Incident Trauma: When Relational Trauma is in the Mix

by May 5, 20230 comments

Incident trauma enters our lives unanticipated and uninvited. It ruptures the fabric of life and can be devastating—whether it be motor vehicle collisions, medical diagnosis, assaults of any kind, natural disasters, accidents, illnesses, loss, and the list goes on. As therapists, we need to be cognizant not only of the intense disruption and dysregulation to the autonomic nervous system (ANS), but we need to be aware of the disruption to identity that often comes with the experience. The loss of self, the loss of who I was, who I am, and who I can become, can be called into question, depending on the type and severity of the trauma, the disruption, and the injuries—psychological, neurophysiological, and physical.

One of the things I talk about as a trauma therapist and educator, is that the theory and process of metabolizing incident based traumatic material is relatively straight forward, particularly when there is a secure base, as there is with secure attachment—where there is a foundational integrity of the integrative functioning within the self. Often healing or resolution gets stymied when working with a person who has an underlying insecure attachment, where there is a deficiency in the integration capacity in the bodyself. This is when we as therapists, are called not only to travel to the abyss of trauma itself, but to negotiate that journey with a psyche and ANS that have foundational injuries that unconsciously thwart the integration of material. Kalsched (1998) aptly captures this dynamic: “for the traumatized psyche, integration is the worst imaginable thing, apparently equivalent in the ‘mind’ of the defending Self to some early horror—never to be repeated. It is as though integration threatens a re-experience of the ‘unthinkable’ affect. Therefore, connections among the components of experience are attacked in true ‘auto-immune’ fashion” (p. 89). These defenses are employed to maintain some stability in the system and to protect the psyche from re-experiencing the unbearable anguish of the affective experience of the trauma—the terror, pain, and unknown.

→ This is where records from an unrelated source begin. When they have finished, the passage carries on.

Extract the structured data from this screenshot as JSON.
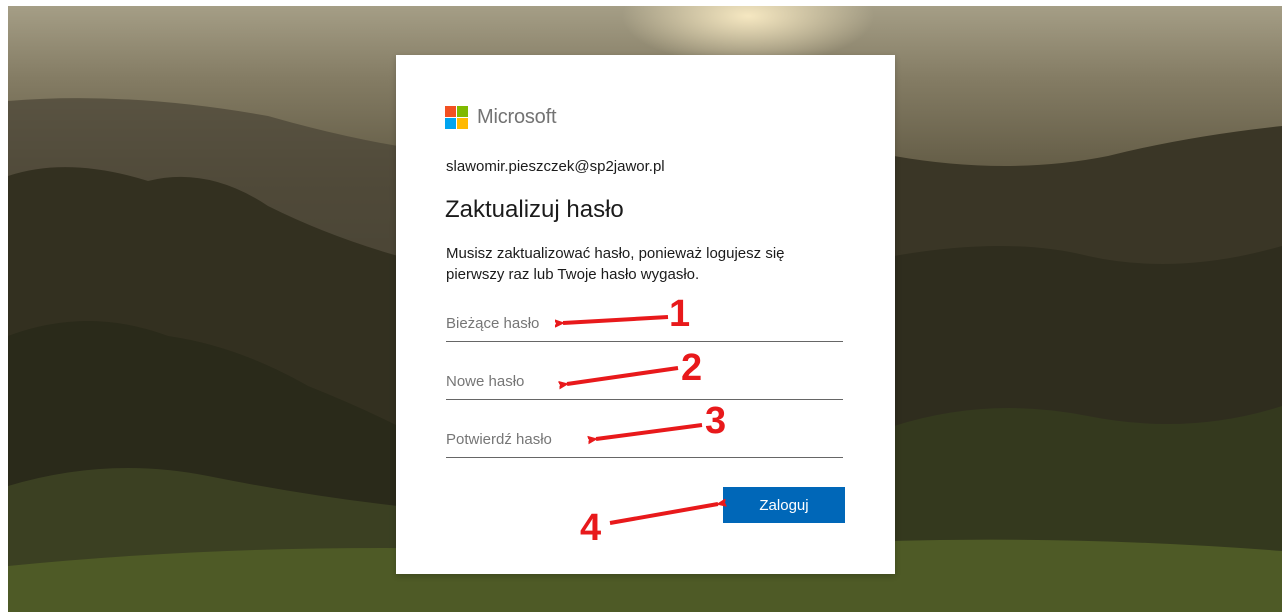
{
  "brand": {
    "name": "Microsoft",
    "colors": [
      "#f25022",
      "#7fba00",
      "#00a4ef",
      "#ffb900"
    ]
  },
  "account": {
    "email": "slawomir.pieszczek@sp2jawor.pl"
  },
  "form": {
    "title": "Zaktualizuj hasło",
    "description": "Musisz zaktualizować hasło, ponieważ logujesz się pierwszy raz lub Twoje hasło wygasło.",
    "current_password_placeholder": "Bieżące hasło",
    "new_password_placeholder": "Nowe hasło",
    "confirm_password_placeholder": "Potwierdź hasło",
    "submit_label": "Zaloguj"
  },
  "annotations": {
    "labels": [
      "1",
      "2",
      "3",
      "4"
    ],
    "color": "#e8191b"
  },
  "theme": {
    "accent": "#0067b8"
  }
}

For the insecurely attached system or psyche, the processing of traumatic material is threatening—too threatening for the systems to allow it to emerge, to surface, and involuntarily, unconscious defense structures emerge to shut down the process.

As clinicians, we also need to be cognizant of ramifications of what happens after a traumatic event, and the myriad of ways in which people’s early relational dynamics may be replicated as they navigate their post trauma reality. For some folks who have to interact with insurance companies (disability or otherwise), the medical and legal systems, employers, and other institutions, they may experience the recapitulation of their relational dynamics of early life. This can be particularly potent when interfacing with overburdened or profit driven systems, where they are left to languish unattended and in the unknown, a familiar abyss for some.

The Canadian healthcare system is a prime example, where people often wait for months to over a year for diagnostic imaging, access to specialists, and for adequate pain intervention and management, all of which can feel like there isn’t anyone to help them, evoking experiences that: no one cares, they don’t matter, no one sees them, etc., which may be reminiscent of early experiences wired into their internal working model. We can also see replication of early life experiences activating feelings that: there’s not enough for me, I have to manage this on my own, there is no relief, I don’t know what to do to make it better, to feel okay, to be safe—all of which can incite fear, anger, and/or helplessness for people, and complicate healing.

When people land in our clinical practice, we as therapists must be aware of the post trauma context in which people are living. For some clients, they may feel unmoored and unsafe, due to the recapitulation of early relational injurious experience, which destabilize them and needs to be attended to in the treatment process. In attending to our clients with this larger lens, and being tuned to the underlying relational security, or lack thereof (as with insecure attachment), therapists are better able to understand the complexity of processing traumatic incidents when there is underlying relational trauma.

References:

Kalsched, D. E. (1998). Archetypal affect, anxiety, and defence in patents who have suffered early trauma. Post-Jungians Today, 84 – 104.